Last year I had loved my job. I worked on projects that I couldn’t believe I was getting paid to do. My performance review from my manager was good and I had received glowing feedback from other’s in the organization. So I am stunned when I realize that none of that work is on my new goal list. I feel like someone just poured gasoline on my hot fudge sundae.
There are times when you have to deal with unforeseen changes in your role or circumstance. This could be a change in the projects you work on to dealing with a family member who has suddenly taken ill and needs special care. These are not changes you like or would have chosen for yourself, yet they are important responsibilities that you need to handle.
When things feel out of our control, our sense of autonomy is threatened and this puts us into a state of survival which increases our stress and becomes a distraction from what we really want for ourselves. We complain to ourselves and others and we resent the day-to-day tasks we now have to do.
In my circumstance, I could not change the goals I was given. Signing up for this job meant that as long as I continued to work there, I did what my manager expected of me.
What I did have control over was my perspective and the next actions I took. I decided that thriving was more important to me than going into that downward spiral of indignation, misery and disengagement.
Here are some of the things I did differently that saved my sanity.
First, I created a personal vision for myself which gave me something to focus on. My vision was to make a difference for my department and the clients I worked with.

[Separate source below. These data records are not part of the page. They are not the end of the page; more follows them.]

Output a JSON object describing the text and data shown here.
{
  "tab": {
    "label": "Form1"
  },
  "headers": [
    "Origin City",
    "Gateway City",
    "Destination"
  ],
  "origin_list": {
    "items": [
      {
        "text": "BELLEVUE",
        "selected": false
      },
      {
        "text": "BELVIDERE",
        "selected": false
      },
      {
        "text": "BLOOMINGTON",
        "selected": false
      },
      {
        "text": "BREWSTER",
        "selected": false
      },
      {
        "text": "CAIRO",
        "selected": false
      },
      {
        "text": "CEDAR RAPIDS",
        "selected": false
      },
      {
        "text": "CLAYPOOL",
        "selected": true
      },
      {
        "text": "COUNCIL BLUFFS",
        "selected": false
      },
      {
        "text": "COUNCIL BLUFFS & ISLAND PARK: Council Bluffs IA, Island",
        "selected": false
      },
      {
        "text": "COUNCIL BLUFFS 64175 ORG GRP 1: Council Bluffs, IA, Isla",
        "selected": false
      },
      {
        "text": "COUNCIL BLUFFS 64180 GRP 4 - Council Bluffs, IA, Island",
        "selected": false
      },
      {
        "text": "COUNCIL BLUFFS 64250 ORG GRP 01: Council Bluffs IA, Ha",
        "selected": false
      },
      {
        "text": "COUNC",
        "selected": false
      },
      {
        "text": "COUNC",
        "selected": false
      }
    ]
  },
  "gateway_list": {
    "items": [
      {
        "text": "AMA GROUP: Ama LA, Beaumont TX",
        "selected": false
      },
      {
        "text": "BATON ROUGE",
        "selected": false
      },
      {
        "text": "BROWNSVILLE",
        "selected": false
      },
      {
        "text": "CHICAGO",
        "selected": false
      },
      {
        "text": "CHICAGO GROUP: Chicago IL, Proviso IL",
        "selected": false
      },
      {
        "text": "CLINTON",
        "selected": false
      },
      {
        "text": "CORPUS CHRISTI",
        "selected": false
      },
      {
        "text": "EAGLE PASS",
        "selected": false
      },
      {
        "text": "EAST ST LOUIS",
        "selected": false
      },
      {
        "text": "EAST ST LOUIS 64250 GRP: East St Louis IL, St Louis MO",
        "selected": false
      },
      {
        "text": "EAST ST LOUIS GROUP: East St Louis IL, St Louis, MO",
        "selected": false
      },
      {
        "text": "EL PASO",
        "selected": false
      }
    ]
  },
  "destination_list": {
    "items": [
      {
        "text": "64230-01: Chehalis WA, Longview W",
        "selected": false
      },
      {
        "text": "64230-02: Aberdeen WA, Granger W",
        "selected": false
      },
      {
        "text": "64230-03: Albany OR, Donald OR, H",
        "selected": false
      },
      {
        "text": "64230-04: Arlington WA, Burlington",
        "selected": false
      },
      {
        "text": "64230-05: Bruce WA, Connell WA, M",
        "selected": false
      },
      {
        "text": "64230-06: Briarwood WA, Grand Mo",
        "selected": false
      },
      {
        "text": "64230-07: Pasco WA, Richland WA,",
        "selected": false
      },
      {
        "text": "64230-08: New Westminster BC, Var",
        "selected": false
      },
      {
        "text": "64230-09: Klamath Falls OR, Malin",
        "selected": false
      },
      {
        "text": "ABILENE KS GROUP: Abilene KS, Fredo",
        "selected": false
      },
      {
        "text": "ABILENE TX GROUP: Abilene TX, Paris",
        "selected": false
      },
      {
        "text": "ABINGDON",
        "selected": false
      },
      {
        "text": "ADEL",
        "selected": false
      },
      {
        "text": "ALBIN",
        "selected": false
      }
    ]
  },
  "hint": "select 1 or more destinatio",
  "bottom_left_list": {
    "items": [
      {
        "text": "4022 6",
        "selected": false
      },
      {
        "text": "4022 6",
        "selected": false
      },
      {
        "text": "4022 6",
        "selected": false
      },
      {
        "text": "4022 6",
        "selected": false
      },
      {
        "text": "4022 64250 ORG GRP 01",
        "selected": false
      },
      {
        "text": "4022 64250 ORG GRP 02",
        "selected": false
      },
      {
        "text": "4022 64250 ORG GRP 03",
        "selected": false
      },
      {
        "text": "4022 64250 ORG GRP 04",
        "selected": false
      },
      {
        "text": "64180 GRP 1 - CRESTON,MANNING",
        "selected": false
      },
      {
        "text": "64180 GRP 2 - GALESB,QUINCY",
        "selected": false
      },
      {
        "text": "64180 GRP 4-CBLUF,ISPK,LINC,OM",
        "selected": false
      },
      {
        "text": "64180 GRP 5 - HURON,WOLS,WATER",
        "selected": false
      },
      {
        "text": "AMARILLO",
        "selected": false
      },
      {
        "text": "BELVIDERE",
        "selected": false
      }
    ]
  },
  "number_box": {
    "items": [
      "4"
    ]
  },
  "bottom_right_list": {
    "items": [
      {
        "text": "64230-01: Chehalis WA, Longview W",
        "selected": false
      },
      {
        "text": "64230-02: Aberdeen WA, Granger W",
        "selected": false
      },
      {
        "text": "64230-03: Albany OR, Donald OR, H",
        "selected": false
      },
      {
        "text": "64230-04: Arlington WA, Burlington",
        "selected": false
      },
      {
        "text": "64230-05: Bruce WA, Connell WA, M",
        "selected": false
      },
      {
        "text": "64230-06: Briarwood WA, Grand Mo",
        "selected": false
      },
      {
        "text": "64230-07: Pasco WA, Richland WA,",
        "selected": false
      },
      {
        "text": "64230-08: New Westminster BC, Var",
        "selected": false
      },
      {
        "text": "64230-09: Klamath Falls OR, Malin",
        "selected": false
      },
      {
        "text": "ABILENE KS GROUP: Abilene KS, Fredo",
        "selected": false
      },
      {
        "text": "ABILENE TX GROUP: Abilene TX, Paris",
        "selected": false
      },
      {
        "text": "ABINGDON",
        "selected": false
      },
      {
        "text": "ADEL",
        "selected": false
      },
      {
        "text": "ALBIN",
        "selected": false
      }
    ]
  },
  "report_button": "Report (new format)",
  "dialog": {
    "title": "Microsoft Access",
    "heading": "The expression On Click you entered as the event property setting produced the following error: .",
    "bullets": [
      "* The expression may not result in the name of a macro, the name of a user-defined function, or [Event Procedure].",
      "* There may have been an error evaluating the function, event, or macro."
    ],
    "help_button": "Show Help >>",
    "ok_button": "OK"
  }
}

I then had a conversation with my manager asking for information to get context and clarity of how this change contributed to the overall goals of the organization. I also voiced how I felt about the change, what I saw as my strengths and what it was that I had enjoyed about my previous role. This allowed me to advocate for myself and feel heard so that I could move forward.
Next, I looked for and found ways that the new goal aligned with my personal vision of making a difference and created an action plan.
It took some effort but I was then able to engage and bring my strengths and creativity to the new role I was given. I was able to get back to thriving.
If you are facing changes that are out of your control and want to create a mindful game of thriving like I was able to do, here are some questions you can ask yourself:
- What is my personal vision/goal?
- What is the “big picture” of this new situation?
- What do I need to communicate to feel heard?
- Can I align the goal of this new situation with my personal vision?
- What is the next best action towards my vision?